Arts and Letters Professor Vittorio Hösle Appointed to Pontifical Academy

Author: Carrie Gates

Vittorio Hösle Vittorio Hösle

Vittorio Hösle, Paul Kimball Professor of Arts and Letters at the University of Notre Dame, has been appointed by Pope Francis to the Pontifical Academy of Social Sciences.

“We were very gratified to learn of Professor Hösle’s appointment to this truly distinguished body,” said Rev. John I. Jenkins, C.S.C., Notre Dame’s president. “On behalf of the University, I congratulate Professor Hösle for this well-deserved and important recognition, and thank him for helping Notre Dame fulfill its mission of serving the Church through scholarship.”

The Pontifical Academy of Social Sciences was established by John Paul II to promote the study of the social sciences to aid the Church in the development of social doctrine. There are between 20 and 40 Pontifical Academicians worldwide from the fields of economics, sociology, law, and political science.

Significant Honor

“On the one hand, it is a great honor that members of the academy and his holiness respect what I’ve done academically,” Hösle says. “But for me it also means a great chance to learn more from my distinguished colleagues in the academy and from how the church formulates social doctrine.

“So it is both a recognition and an incentive to do my best and try to contribute and bring in my own expertise—which is philosophical rationality—into the debates in the academy.”

The Academy organizes an annual conference and workshops on specific themes, promotes scientific research, and publishes its deliberations and scientific papers. Upcoming events include a workshop on human trafficking and on environmental sustainability.

Distinguished Career

In the College of Arts and Letters, Hösle is a professor in the Department of German and Russian Languages and Literatures and has concurrent appointments in the Departments of Philosophy and Political Science. He was founding director of Notre Dame’s Institute for Advanced Study from 2008-2013.

Hösle, who joined the University of Notre Dame in 1999, has received numerous prizes and awards, including the Fritz-Winter Prize of the Bavarian Academy of Sciences. He has had visiting professorships in many countries and a number of distinguished fellowships, including at the Institute for Advanced Study in Princeton, N.J.

Hösle speaks seven languages fluently and is familiar with several more. “I think the question of moving between one language and another is a very important one in a globalized environment.

“It helps to understand a culture, if you can address it, read it, understand it in its own terms.”

Interdisciplinary Scholar

God as Reason, Hosle

Hösle has written or edited more than 30 books, which have been translated into 20 languages. His most recent publications include The Many Faces of Beauty, God as Reason: Essays in Philosophical Theology, and The Philosophical Dialogue: a Poetics and a Hermeneutics.
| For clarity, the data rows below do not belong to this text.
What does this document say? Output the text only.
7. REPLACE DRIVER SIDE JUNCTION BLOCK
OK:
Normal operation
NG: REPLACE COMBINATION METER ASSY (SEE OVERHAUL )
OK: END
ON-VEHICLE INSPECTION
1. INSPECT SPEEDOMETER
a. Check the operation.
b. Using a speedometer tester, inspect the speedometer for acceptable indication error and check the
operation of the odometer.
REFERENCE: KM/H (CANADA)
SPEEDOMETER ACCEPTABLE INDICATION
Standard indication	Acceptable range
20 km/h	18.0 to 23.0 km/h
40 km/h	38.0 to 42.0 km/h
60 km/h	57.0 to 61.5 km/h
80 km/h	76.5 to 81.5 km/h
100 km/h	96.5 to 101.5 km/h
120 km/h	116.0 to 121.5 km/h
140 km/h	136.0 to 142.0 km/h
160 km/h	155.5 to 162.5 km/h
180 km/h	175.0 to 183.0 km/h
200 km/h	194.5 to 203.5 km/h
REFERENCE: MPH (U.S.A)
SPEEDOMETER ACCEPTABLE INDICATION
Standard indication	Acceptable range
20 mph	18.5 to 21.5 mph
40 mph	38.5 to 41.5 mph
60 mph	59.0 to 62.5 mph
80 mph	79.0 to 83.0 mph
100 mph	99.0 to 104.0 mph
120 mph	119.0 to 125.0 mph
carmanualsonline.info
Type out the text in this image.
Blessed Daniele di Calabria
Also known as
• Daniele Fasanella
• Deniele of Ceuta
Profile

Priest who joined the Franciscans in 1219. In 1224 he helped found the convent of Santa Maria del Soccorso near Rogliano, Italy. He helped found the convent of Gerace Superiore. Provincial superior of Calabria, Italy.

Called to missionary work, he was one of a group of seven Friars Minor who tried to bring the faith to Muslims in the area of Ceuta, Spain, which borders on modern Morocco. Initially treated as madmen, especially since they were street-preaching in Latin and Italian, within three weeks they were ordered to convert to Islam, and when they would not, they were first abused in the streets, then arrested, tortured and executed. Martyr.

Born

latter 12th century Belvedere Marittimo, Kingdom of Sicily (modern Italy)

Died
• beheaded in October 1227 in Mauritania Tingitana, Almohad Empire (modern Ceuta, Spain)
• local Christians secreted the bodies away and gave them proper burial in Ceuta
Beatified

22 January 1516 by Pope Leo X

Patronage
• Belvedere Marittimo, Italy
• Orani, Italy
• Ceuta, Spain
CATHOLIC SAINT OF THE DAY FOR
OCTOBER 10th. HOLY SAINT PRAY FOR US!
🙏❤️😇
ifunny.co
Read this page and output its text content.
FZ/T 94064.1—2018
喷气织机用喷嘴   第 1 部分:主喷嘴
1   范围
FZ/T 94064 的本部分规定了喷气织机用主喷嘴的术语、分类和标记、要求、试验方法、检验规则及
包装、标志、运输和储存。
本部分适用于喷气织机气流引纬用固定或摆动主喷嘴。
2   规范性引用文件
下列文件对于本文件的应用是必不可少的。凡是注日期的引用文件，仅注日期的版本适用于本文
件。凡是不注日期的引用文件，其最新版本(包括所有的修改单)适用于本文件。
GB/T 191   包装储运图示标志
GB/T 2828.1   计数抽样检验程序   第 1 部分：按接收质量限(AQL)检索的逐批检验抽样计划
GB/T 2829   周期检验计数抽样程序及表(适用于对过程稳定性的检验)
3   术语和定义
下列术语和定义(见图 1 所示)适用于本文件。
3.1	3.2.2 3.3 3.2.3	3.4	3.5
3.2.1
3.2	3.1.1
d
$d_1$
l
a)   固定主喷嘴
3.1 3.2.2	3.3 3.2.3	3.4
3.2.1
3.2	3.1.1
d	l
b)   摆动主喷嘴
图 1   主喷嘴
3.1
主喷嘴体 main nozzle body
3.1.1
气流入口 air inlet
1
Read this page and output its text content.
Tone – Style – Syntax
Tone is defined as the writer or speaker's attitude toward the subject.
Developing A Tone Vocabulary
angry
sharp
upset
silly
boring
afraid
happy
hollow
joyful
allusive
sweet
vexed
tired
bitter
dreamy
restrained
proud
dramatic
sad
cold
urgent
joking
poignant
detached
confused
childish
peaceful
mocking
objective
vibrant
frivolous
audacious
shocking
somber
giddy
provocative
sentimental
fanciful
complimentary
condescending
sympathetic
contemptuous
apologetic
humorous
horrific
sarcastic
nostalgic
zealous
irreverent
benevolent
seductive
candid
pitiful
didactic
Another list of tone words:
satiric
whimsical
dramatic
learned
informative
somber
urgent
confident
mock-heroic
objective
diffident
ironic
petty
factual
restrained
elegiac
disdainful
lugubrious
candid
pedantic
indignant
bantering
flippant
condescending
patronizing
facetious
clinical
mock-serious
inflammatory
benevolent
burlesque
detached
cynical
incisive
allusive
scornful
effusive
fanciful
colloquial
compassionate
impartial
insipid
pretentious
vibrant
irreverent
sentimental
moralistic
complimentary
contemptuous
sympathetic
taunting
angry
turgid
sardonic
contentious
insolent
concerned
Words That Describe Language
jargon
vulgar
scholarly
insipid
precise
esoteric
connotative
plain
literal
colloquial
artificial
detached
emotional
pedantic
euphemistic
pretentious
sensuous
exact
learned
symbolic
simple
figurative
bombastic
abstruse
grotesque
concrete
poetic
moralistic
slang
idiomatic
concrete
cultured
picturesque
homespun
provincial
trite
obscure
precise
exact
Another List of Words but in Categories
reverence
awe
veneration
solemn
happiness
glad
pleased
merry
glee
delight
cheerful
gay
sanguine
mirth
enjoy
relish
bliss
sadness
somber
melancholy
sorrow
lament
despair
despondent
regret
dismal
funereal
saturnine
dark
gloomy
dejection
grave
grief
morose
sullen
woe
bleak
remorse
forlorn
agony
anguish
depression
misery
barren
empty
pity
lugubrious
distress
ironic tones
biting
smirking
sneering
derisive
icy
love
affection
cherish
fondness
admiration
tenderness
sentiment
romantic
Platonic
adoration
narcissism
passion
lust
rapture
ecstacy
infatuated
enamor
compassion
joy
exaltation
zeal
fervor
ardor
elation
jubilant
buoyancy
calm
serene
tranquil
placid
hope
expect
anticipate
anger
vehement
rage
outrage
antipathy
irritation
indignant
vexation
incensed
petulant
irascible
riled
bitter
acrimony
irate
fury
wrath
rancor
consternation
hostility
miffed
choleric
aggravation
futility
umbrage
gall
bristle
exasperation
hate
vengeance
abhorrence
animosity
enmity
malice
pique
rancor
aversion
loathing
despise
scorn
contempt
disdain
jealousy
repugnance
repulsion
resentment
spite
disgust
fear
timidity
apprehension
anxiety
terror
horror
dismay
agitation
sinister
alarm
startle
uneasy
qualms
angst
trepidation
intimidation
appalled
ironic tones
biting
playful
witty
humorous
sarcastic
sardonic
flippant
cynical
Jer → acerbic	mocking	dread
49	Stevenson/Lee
His next book, he says, will also focus on hermeneutics. “What are the criteria of valid and invalid interpretation?” he asks. “What allows us to say an interpretation of a text is correct?”

Looking ahead to his work with the Pontifical Academy, Hösle says that although he considers himself a “philosopher by training” and not a theologian, he sees “a certain convergence between what sound reason dictates and the teachings of Christian theology.

“In that sense, I have sympathy for the theological tradition,” he says, “and I think that in the long run, theology and philosophy will converge.”